Driver in Racette crash had seizures, says agreed statement
Richard Benson is awaiting a scheduled Nov. 14 sentencing after pleading guilty to three charges stemming from the Oct. 25, 2012 crash at Racette School that took the life of one Grade 6 student, and critically injured two other students.
According to an agreed statement of facts from the Court of Queen’s Bench of Alberta, Richard Edward Benson “suffered a seizure while driving,” and as a result he crashed into a lower-level classroom in the Racette 2 building on Oct. 25, 2012, pinning three Grade 6 students under the van he was driving.
The five-page agreed statement of facts “are alleged by the Crown and admitted to by the accused . . . in support of his guilty plea to counts 1, 2, and 3.” Benson pleaded guilty on Sept. 4 to criminal negligence causing death to Megan Wolitski, and two counts of criminal negligence causing bodily harm to the two other students seriously injured in the crash.
The statement outlines Benson’s history of seizures, dating back to July of 2002 when he received a head injury. As a result of the injury, “he was subject to permanent seizures,” and was prescribed medication to help control the seizures.
The statement also notes that on different occasions Benson applied for an operator’s licence and “falsified a legal document by declaring that he had no physical or health factors that may affect one’s ability to operate a motor vehicle,” says the statement.
Over the year, Benson had a number of other reported seizures where he was brought into different hospitals for treatment and was prescribed anti-seizure medication that he often did not take regularly, according to the statement.
At one time, it was noted that he filled a prescription given to him in June of 2012, two months after receiving the prescription from the doctor.
In March of 2006, Benson applied for AISH benefits, and on the application declared “he suffered from moderate to severe, permanent seizures as a result of a brain injury,” says the statement.
Despite being prescribed anti-seizure medication, a blood test on the day of the Oct. 25 incident revealed that Benson had “less than half of the lowest level in patients receiving chronic phenytoin therapy” in his blood.
“On October 21, 2012, Richard Benson suffered a seizure at home.
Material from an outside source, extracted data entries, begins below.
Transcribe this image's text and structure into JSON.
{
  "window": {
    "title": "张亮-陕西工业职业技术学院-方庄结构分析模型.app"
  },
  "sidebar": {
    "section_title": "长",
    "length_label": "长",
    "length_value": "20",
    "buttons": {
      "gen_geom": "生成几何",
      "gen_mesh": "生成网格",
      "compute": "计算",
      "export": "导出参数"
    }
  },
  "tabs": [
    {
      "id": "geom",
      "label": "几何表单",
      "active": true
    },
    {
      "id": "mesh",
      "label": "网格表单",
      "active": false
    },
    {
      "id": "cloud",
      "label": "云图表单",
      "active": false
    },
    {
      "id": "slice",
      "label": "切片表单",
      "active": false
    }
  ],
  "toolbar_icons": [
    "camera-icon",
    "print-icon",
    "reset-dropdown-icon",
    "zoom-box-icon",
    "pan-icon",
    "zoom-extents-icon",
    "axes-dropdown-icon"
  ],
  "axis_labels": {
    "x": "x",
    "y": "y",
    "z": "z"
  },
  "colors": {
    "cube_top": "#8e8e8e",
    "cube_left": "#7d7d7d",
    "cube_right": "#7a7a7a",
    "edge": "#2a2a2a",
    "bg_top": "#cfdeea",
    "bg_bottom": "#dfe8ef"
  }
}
He did not seek medical treatment. As a result of the frequency and severity of Richard’s seizures, his family expressed their concern to him about his ability to drive,” says the statement.
Then, on Oct. 25, after dropping off his children at two separate schools in St. Paul, he proceeded to the post office. He then entered a back alley and traveled west down the alley.
The statement adds, “Richard Benson suffered a seizure while driving. As a result, Richard Benson’s vehicle reached speeds of up to 80 kms per hour and crossed over five streets. Richard Benson almost caused two motor vehicle accidents at two of these intersections prior to crashing into the Racette School.”
There were about 13 students and one teacher in the Grade 6 classroom that Benson’s mini van crashed into.
The statement further mentions that Wolitski died as a result of her injuries, another student sustained “lifelong debilitating injuries . . . and is not suspected to recover and have a regular life.” And a third student sustained a traumatic brain injury and is undergoing therapy for emotional issues. She also has speech and eye co-ordination issues.
The agreed statement was signed by Benson, the defence counsel and the Crown counsel.